Project description:Vesiviruses in the family Caliciviridae infect a broad range of animal hosts including mammals, birds, fish, amphibians and reptiles. The vesivirus Cro1 strains were isolated from diseased snakes in the San Diego zoo in 1978 and reported as the first caliciviruses found in reptiles. The goal of this study was to characterize the Cro1 strain 780032I that was isolated in cell culture from a rock rattlesnake (Crotalus lepidus) in the original outbreak.We re-amplified the original virus stock in Vero cells, and determined its full-length genome sequence. The Cro1 genome is 8296 nucleotides (nt) in length and has a typical vesivirus organization, with three open reading frames (ORF), ORF1 (5643 nt), ORF2 (2121 nt), and ORF3 (348 nt) encoding a nonstructural polyprotein, the major capsid protein precursor, and a minor structural protein, respectively.
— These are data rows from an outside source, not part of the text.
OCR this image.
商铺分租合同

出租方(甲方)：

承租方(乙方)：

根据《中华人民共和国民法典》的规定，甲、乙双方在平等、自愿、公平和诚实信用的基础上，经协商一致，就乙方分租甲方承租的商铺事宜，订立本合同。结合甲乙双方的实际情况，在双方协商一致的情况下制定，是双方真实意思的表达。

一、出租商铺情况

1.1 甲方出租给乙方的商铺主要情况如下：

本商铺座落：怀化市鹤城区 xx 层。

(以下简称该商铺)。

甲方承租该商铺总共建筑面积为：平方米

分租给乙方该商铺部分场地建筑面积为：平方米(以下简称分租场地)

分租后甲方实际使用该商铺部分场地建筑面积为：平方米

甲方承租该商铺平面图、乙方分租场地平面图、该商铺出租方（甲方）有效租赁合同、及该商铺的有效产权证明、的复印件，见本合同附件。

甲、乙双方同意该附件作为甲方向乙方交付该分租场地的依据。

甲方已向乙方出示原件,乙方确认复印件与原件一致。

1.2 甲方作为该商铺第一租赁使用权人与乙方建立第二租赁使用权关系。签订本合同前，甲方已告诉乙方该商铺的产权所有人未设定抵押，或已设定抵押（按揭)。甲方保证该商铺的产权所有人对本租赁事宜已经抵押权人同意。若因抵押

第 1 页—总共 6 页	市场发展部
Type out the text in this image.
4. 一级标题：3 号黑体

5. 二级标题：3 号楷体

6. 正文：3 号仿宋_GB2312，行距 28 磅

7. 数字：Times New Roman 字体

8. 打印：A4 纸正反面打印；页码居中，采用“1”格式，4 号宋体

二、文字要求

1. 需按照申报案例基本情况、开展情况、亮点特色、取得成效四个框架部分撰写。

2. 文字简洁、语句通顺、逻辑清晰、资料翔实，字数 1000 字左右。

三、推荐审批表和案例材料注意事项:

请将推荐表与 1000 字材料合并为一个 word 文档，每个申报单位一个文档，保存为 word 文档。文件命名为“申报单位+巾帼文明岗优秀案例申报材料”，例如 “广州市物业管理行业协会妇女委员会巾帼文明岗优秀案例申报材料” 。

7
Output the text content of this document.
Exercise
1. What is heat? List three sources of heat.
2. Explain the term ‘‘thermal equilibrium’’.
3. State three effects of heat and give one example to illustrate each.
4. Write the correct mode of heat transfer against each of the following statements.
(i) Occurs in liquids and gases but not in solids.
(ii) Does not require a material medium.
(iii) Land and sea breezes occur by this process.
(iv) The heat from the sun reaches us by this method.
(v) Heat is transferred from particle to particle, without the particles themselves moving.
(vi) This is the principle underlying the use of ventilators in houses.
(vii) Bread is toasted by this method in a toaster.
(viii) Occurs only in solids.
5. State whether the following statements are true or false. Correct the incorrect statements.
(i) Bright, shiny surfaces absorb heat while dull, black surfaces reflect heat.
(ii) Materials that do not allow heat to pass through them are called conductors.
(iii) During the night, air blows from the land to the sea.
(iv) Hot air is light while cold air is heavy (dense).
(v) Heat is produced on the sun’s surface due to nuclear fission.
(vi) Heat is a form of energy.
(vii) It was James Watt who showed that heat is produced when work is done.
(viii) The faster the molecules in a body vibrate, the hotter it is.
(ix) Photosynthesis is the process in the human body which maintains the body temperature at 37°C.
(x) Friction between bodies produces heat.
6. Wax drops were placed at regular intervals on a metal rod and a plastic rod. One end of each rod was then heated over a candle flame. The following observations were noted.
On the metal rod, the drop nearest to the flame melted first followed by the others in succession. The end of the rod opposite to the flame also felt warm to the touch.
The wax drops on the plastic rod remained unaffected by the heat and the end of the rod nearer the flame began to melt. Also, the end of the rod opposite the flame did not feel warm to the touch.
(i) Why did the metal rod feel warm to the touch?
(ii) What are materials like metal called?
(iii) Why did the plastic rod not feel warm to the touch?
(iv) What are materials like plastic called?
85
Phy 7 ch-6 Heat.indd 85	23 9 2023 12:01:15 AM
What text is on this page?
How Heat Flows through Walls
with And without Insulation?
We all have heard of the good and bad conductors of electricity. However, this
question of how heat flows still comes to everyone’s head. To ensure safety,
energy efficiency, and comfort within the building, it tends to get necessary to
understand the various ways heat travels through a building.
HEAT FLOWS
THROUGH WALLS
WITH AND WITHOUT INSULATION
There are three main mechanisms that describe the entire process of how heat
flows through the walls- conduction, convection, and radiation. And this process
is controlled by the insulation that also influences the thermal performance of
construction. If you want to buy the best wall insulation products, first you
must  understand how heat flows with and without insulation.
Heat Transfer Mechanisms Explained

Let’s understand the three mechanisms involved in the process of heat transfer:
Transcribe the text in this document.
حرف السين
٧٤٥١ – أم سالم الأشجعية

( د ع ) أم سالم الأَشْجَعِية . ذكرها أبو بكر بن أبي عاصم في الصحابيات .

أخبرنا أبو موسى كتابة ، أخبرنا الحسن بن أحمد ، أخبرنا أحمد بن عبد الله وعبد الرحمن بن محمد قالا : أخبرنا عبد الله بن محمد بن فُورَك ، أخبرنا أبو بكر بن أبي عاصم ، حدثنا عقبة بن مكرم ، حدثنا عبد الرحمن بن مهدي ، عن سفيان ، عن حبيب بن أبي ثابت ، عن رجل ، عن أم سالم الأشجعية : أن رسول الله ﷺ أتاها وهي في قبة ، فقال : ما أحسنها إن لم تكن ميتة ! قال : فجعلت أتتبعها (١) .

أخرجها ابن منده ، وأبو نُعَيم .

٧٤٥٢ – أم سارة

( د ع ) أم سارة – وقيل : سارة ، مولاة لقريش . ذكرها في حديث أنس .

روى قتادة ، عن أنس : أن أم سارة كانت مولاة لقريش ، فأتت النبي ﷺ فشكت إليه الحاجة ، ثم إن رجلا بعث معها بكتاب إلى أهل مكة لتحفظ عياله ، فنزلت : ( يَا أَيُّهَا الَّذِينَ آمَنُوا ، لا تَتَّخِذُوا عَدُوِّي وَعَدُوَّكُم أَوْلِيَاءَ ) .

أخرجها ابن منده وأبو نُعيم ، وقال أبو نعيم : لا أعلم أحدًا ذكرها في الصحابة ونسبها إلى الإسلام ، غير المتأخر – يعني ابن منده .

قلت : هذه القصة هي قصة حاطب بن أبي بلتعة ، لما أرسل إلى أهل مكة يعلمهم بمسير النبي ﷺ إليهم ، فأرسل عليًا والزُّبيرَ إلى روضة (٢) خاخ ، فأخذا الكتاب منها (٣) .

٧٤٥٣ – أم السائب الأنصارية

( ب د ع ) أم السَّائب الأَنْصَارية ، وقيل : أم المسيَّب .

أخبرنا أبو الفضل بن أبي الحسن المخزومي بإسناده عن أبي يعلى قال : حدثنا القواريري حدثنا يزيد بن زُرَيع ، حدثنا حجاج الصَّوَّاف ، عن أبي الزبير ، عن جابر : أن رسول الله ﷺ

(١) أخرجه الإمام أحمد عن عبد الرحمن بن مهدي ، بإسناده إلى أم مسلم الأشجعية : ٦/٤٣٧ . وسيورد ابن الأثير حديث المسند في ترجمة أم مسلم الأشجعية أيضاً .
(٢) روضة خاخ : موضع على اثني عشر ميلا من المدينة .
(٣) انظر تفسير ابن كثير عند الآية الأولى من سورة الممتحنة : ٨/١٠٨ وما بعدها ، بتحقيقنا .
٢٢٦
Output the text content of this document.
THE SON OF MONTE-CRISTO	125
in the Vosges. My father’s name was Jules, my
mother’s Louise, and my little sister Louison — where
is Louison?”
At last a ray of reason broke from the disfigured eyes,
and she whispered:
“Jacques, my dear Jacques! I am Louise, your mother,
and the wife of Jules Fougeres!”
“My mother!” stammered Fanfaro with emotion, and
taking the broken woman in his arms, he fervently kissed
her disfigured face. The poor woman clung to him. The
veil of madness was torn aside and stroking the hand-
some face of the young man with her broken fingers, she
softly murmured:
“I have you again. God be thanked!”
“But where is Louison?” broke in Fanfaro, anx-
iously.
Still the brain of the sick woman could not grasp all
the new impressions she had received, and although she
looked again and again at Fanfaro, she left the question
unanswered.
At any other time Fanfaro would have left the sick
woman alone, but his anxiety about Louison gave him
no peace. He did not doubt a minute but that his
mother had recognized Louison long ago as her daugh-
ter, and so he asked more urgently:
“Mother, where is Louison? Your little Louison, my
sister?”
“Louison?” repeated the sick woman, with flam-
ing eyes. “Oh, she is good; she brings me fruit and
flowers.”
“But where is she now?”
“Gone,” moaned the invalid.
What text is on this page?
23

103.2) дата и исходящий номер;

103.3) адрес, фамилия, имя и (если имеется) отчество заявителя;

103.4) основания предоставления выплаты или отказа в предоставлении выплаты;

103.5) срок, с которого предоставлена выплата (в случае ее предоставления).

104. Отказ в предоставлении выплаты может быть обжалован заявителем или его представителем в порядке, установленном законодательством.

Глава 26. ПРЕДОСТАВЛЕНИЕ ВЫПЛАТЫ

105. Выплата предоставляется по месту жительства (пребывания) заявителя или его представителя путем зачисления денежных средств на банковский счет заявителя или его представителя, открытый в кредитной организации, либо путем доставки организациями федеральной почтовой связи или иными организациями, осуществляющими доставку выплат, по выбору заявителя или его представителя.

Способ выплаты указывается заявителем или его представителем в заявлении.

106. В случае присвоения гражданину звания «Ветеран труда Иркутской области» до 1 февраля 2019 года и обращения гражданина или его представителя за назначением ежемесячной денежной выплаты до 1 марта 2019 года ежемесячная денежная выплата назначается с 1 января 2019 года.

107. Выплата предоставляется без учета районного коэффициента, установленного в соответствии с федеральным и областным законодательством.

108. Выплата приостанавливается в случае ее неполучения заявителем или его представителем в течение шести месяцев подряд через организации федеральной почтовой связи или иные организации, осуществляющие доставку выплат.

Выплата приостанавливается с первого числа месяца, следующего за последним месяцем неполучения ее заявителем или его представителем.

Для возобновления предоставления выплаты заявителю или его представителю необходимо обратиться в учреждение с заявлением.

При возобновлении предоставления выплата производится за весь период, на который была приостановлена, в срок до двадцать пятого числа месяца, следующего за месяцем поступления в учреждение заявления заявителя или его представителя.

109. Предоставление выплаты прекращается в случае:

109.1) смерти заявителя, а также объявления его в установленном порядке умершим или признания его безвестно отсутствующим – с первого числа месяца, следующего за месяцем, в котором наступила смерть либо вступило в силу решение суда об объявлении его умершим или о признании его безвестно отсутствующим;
Phylogenetic analysis of the full-length genome sequence revealed that the Cro1 virus clustered most closely with the VESV species of the genus Vesivirus, but was genetically distinct (82-83% identities with closest strains).This is the first description of a full-length genome sequence from a reptile calicivirus (Cro1). The availability of the Cro1 genome sequence should facilitate investigation of the molecular mechanisms involved in Cro1 virus evolution and host range.